In order to be Silicon Valley, the first thing a place like Moncton needs is
money. Lots and lots of money. Silicon Valley got it's money because the US
Government wanted lots of Cold War gadgets.

The second thing is someone in charge that is smart enough to spend that money
correctly. Silicon Valley had Frederick Terman, who was very good at this.

The third thing you need is someone stupid. Well, not stupid in your area but
somewhere else. Someone who is willing to give you everything you want on a
silver platter for free because they think it's worthless. For example, in
Silicon Valley, these "things" are smart geeks. Other cities didn't care
enough to keep them so Silicon Valley took them one by one.

------
mchannon
I think the answer may actually be far easier to quantify:

Ambitious people.

Many of the areas outside of the bay are composed solely of people who either
want a job that pays their bills, or don't want to work at all.

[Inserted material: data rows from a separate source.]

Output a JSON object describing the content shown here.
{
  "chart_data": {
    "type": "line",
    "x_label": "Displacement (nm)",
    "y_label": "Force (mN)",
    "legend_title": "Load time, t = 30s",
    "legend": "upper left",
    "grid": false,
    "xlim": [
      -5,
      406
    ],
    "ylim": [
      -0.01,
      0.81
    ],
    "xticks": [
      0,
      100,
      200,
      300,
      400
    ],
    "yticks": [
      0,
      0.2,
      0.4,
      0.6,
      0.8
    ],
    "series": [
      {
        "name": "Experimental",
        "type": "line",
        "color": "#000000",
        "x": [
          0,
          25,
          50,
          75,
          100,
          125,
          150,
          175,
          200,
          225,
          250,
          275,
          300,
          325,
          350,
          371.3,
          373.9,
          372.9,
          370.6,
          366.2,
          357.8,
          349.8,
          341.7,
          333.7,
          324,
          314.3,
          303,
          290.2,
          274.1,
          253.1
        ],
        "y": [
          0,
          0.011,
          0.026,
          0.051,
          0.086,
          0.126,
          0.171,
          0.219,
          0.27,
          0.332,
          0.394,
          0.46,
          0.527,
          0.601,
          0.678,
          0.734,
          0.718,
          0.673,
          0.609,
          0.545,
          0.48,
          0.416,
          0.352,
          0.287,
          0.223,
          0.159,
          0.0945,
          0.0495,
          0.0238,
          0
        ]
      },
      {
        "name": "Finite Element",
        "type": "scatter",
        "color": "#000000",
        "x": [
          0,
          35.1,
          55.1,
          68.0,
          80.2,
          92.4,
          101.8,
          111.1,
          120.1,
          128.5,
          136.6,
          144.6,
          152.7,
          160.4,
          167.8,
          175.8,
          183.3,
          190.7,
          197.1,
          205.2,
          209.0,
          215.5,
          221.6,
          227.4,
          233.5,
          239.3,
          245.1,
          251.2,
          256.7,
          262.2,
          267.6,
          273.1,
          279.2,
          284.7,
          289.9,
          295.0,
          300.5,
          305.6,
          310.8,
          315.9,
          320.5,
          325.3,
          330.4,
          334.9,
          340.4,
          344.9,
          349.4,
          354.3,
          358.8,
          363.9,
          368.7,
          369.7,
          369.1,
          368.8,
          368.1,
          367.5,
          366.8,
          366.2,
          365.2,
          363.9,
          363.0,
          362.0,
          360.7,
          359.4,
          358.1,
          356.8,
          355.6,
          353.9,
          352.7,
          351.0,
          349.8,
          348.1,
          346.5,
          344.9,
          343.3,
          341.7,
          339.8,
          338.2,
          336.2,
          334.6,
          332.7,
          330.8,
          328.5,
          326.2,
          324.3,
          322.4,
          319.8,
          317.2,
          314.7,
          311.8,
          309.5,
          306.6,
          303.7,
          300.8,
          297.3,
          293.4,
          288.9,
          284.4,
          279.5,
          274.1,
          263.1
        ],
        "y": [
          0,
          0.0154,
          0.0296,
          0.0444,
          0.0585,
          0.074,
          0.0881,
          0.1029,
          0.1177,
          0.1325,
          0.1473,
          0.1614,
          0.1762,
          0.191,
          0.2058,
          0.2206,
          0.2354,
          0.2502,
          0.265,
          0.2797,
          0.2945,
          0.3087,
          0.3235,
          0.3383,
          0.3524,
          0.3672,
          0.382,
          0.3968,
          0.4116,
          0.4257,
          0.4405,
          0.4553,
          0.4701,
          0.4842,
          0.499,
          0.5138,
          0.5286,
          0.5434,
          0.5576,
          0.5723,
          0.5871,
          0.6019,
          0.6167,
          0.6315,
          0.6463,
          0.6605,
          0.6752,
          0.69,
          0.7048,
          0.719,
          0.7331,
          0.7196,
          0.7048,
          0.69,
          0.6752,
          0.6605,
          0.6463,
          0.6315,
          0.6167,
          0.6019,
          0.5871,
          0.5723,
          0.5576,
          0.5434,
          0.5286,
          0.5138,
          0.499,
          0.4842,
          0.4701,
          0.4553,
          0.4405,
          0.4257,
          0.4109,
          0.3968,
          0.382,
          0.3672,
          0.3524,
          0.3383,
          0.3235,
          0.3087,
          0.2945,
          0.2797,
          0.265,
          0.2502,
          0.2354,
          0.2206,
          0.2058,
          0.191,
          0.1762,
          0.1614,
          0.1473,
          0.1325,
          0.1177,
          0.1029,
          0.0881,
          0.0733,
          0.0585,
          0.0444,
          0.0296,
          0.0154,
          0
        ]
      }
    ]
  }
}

The bay sort-of self-selects for ambitious people; salarymen and slobs get
priced (or even bred) out, and the best and brightest are drawn in, either by
educational opportunities, high-growth job opportunities, or the community
itself.

New York, Boston, Boulder, Austin.. these places also have ambitious people.
This is in part because ambitious people like living near other ambitious
people.

------
dreamdu5t
Silicon Valley is a brand. The critical component is building the reputation
and mythology of being a "vibrant tech hub."

------
Mz
Clickable: <http://www.paulgraham.com/siliconvalley.html>

Stanford had some role in fostering Silicon Valley. I don't recall the
details, but if I were trying to "recreate Silicon Valley" I would research
that and then see if there was a way to get a local college involved doing
something similar. Then I would look at various incubators, their success
rates and details of their programs and see what low cost things could be
implemented. Even just fostering meetups locally might get the ball rolling.
You do not necessarily need much resources to get things started.